According to the Asia Society, he has stalled or reversed course on eight of 10 categories of economic reform promised by the Chinese Communist Party (CCP) itself. Moreover, Xi is baring China’s teeth militarily, taking contested territory from neighbors in the South China Sea and conducting military exercises with Russia in Europe.

The problem for Beijing is that stalled reforms will stymie its economic potential and its confrontational policies are provoking an international coalition to contain them. The 2017 U.S. National Security Strategy declared great-power competition with China the foremost security threat to the U.S.; the European Union labeled China a “systemic rival”; and Japan, Australia, India, and the United States have formed a new “quad” of powers to balance China in the Pacific.

Furthermore, the plans often cited as evidence of China’s farsighted vision, the Belt and Road Initiative and Made in China 2025, were announced by Xi only in 2013 and 2015, respectively. Both are way too recent to be celebrated as brilliant examples of successful, long-term strategic planning.

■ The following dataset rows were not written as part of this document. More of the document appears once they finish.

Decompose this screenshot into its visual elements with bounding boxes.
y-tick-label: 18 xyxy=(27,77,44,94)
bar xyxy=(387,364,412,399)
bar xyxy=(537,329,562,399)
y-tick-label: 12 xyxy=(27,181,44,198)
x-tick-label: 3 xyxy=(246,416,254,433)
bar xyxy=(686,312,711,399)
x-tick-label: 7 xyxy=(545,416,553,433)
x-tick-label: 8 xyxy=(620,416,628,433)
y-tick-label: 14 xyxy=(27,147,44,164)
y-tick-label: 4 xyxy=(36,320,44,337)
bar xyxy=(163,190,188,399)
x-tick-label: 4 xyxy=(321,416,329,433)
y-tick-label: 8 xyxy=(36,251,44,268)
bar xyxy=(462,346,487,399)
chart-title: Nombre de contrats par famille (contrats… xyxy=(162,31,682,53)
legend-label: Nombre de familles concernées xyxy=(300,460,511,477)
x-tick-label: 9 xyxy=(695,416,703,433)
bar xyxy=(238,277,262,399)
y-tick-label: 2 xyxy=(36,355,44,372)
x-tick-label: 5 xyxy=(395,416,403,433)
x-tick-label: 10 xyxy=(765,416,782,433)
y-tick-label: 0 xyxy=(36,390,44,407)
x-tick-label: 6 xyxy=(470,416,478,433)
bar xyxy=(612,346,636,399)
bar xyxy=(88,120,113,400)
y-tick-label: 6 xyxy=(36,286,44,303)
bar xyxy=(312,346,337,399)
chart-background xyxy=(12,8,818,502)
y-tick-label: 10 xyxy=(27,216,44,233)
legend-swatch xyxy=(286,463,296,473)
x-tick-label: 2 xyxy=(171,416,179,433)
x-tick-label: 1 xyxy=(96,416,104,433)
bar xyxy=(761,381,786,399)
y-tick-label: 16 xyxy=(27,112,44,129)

A certain level of domestic political stability is a prerequisite for charting a steady strategic course in foreign and domestic affairs. But autocratic regimes are notoriously brittle. While institutionalized political successions in democracies typically lead to changes of policy, political successions in autocracies are likely to result in regime collapse and war. China’s “5,000 years of history” were pockmarked by rebellion, revolution, and new dynasties. Fearing internal threats to domestic political stability—consider the protests this year in Hong Kong and Xinjiang—the CCP spends more on domestic security than on its national defense. If you follow the money, the CCP is demonstrating that the government is more afraid of its own people than of the Pentagon. This domestic fragility will frustrate China’s efforts to design and execute farsighted plans. If threats to Chinese domestic stability were to materialize and the CCP were to collapse tomorrow, for example, Chinese grand strategy could undergo another seismic shift, including possibly opting out of competition with the United States altogether.

Autocracies have other vulnerabilities as well. State-led planning has never produced high rates of economic growth over the long term. Autocrats are poor alliance builders who fight with their supposed allies more than with their enemies. And the highest priority of autocratic security forces is repressing their own people, not defending the country.

The world has undergone drastic changes in just the past few years, but these enduring patterns of international affairs have not. Some fear that Trump’s nationalist tendencies will erode the U.S. position, but the momentum of America’s successful grand strategy has kept the country on a fairly steady course. Despite Trump’s criticism of NATO, for example, two new countries have joined the alliance on his watch, including North Macedonia this week. The coronavirus has upended a sense of security in the U.S., leading many people into the familiar trap of lauding autocratic China’s firm response in contrast to the halting and patchwork measures in the United States. But there is good reason to believe that this assessment will be updated in America’s favor with the benefit of hindsight. Already we are seeing evidence that conditions are much worse in China than CCP officials are letting on and that China’s attempts at international “disaster diplomacy” are backfiring. It has been revealed that the CCP has continually misrepresented the numbers of COVID-19 infections and deaths in China, and European nations have rejected and returned faulty Chinese coronavirus testing kits.

The great political theorist Niccolò Machiavelli considered a similar line of thinking in the 16th century, about whether republics or dictators charted a more stable course. He wrote, “I, therefore, disagree with the common opinion that a populace in power is unstable [and] changeable … The prince … unchecked by laws, will be more … unstable, and imprudent than a populace.”

The U.S. political system certainly has problems. But democracy is the best machine ever invented for generating enormous power, wealth, and prestige on the international stage.